We were sent out of the ward for a little while. This happened regularly: whenever they had to complete a medical procedure on Marc, the staff would ask us to leave for a few minutes. This was presumably to protect us from what they were doing, which might have caused us upset, and also possibly to avoid us getting in their way. This could be as simple as them ‘rolling him’, a process where the nurses would move Marc on to his side from his back, or vice versa. This avoids patients getting bedsores and developing further complications while they lie in bed immobile. It took at least two nurses to do this and we were generally not allowed to be there while it was happening.
Before asking us to come back into the ward, Claire (Marc’s nurse) told us to go back into the Relatives’ Room. I wondered why, dreading what else she might have to tell me. She seemed a bit uncomfortable, and I wondered what she was going to say. Clare came in with me, and I was extremely glad that she was there. In the end, it was something quite small and simple, yet also very significant. Claire told me that Marc’s body was swelling up due to the high levels of drugs that were being pumped into his body, and the dialysis procedure. His hands particularly had grown in size, and might continue to do so, she told me.
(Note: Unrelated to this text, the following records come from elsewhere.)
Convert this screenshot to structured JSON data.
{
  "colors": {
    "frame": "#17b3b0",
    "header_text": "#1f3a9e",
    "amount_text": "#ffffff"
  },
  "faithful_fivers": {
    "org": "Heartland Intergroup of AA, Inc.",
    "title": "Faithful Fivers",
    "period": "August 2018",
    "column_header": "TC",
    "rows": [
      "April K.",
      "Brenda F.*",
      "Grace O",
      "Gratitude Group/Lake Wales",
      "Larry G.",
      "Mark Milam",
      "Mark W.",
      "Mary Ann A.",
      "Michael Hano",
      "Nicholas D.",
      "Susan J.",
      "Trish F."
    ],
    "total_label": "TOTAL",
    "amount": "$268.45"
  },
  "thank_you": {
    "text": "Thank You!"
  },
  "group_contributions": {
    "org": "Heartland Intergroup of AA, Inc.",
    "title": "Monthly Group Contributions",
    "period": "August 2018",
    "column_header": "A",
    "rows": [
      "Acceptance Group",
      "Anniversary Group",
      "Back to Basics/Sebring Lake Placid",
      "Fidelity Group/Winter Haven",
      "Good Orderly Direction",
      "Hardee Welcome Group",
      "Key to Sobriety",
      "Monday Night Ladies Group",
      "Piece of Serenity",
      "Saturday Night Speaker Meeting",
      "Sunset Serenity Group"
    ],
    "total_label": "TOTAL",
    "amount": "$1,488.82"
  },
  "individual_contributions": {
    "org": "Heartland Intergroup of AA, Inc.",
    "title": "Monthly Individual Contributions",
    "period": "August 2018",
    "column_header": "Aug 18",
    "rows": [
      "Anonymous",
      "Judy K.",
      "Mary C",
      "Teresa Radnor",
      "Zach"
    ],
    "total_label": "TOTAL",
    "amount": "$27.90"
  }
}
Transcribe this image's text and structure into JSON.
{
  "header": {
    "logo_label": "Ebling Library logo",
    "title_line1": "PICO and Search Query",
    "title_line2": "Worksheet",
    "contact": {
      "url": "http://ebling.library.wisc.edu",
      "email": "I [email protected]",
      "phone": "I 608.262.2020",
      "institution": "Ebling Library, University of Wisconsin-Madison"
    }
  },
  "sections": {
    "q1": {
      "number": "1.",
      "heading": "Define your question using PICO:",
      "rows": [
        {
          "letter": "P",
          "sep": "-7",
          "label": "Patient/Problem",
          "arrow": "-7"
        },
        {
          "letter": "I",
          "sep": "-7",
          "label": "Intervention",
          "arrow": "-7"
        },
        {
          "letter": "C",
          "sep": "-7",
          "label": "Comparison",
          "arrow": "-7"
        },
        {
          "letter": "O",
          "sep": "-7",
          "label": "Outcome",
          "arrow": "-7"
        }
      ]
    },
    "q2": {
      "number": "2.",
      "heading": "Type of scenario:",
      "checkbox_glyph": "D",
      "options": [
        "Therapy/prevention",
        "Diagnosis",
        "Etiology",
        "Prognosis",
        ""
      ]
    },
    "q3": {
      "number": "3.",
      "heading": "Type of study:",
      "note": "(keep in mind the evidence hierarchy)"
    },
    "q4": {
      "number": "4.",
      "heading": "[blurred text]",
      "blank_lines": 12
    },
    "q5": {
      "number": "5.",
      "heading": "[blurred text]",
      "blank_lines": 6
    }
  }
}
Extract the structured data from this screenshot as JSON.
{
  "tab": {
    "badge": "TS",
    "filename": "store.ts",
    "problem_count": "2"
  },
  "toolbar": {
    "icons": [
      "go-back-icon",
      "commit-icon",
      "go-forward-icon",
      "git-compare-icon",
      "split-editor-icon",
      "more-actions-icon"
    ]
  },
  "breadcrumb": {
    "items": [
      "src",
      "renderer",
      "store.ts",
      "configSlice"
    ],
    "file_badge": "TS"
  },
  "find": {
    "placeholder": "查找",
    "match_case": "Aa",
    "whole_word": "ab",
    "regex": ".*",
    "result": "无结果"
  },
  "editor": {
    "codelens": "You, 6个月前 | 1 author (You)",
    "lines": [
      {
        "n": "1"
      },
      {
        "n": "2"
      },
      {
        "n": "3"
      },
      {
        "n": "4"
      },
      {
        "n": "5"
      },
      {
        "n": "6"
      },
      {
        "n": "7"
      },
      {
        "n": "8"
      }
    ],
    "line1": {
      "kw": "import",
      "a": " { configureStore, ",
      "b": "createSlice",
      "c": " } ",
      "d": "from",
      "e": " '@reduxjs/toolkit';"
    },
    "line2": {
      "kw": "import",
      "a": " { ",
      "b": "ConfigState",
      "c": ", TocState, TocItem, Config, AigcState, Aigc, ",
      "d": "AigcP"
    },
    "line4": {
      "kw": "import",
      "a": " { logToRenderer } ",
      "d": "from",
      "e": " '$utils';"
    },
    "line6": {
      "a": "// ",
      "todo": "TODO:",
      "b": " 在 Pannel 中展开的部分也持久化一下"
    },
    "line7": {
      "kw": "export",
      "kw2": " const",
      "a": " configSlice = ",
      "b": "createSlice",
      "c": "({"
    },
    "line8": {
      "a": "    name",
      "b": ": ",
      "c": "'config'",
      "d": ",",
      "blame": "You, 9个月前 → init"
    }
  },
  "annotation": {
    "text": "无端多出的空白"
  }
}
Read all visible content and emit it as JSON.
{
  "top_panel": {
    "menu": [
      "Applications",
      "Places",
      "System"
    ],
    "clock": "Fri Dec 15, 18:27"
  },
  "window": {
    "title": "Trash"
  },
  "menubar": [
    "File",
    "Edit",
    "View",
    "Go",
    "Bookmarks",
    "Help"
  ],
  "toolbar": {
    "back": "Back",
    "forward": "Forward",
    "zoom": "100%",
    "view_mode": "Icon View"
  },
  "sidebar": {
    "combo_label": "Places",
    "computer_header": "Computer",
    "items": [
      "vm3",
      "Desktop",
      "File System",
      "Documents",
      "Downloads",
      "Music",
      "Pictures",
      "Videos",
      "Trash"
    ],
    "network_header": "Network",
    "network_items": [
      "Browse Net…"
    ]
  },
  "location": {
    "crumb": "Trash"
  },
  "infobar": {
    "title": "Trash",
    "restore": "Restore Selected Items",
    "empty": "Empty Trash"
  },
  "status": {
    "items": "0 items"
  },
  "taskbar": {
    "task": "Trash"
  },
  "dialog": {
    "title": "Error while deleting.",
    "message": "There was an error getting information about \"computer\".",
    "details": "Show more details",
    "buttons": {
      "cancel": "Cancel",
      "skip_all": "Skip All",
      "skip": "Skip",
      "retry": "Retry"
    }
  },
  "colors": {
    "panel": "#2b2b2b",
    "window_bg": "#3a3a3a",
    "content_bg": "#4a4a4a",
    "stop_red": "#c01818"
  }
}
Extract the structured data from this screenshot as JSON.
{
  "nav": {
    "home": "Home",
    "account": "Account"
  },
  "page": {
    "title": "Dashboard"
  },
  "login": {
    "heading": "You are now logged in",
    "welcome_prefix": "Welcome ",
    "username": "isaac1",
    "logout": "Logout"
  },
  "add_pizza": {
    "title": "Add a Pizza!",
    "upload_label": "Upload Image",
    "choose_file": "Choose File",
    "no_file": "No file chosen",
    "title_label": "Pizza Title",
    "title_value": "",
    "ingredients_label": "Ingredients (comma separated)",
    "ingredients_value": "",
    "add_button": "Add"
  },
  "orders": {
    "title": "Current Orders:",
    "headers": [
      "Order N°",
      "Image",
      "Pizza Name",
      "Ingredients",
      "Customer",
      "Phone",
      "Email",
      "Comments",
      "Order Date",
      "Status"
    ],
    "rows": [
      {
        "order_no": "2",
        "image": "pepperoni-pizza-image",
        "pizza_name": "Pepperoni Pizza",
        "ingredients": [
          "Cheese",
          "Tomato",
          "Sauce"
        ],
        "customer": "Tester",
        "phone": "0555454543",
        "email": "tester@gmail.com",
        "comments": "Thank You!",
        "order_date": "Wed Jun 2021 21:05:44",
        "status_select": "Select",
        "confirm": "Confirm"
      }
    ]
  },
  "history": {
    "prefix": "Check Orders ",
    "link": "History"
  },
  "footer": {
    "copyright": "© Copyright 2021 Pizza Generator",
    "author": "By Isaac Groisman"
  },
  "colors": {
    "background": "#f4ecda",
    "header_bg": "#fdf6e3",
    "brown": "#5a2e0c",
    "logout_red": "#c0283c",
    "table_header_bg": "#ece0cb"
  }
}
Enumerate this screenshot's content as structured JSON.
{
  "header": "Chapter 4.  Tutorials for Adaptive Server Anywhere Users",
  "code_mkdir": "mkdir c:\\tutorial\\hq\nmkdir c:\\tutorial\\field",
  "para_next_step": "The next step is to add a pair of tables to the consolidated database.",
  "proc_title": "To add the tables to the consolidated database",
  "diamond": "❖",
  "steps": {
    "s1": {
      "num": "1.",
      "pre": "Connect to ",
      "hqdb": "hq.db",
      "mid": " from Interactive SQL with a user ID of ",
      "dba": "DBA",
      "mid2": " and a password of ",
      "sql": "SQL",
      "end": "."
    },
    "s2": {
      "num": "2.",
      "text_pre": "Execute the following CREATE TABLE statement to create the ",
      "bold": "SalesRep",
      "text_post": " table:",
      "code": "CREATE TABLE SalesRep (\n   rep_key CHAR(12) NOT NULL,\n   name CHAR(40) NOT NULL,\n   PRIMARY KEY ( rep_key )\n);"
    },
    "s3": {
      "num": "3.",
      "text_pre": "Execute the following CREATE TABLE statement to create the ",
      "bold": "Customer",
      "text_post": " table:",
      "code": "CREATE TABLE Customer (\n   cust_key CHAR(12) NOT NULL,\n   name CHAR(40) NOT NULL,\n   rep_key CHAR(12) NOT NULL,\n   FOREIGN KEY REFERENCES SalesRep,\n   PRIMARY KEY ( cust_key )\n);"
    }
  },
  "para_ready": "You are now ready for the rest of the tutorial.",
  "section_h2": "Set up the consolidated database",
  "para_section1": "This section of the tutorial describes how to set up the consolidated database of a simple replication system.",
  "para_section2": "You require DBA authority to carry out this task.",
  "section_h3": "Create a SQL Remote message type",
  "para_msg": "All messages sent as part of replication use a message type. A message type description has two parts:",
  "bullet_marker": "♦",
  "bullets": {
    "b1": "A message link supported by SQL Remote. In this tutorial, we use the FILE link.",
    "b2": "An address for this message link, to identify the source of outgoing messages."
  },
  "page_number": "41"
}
Then she handed me Marc’s wedding ring.
They had only removed it because they didn’t want to have to cut it off if his hands got so swollen that it couldn’t be removed by normal means. She was giving it to me so that I could take it home for safekeeping and so that it didn’t get lost in the hospital. All of this she explained and I understood. I have seen her again since that day and she has told me several times how terrible she felt handing the ring over to me, even with the explanation of why it was necessary to remove it. I think it’s easy to forget how difficult such situations must be for hospital staff, as well as for the patients and relatives. Although I didn’t know it at the time (she was never anything but professional) that moment with the ring clearly upset her, just as it upset me.
Because, as she handed it to me none of us could fail to see that the situation we were in was a mirror of the one we would have faced if Marc had died.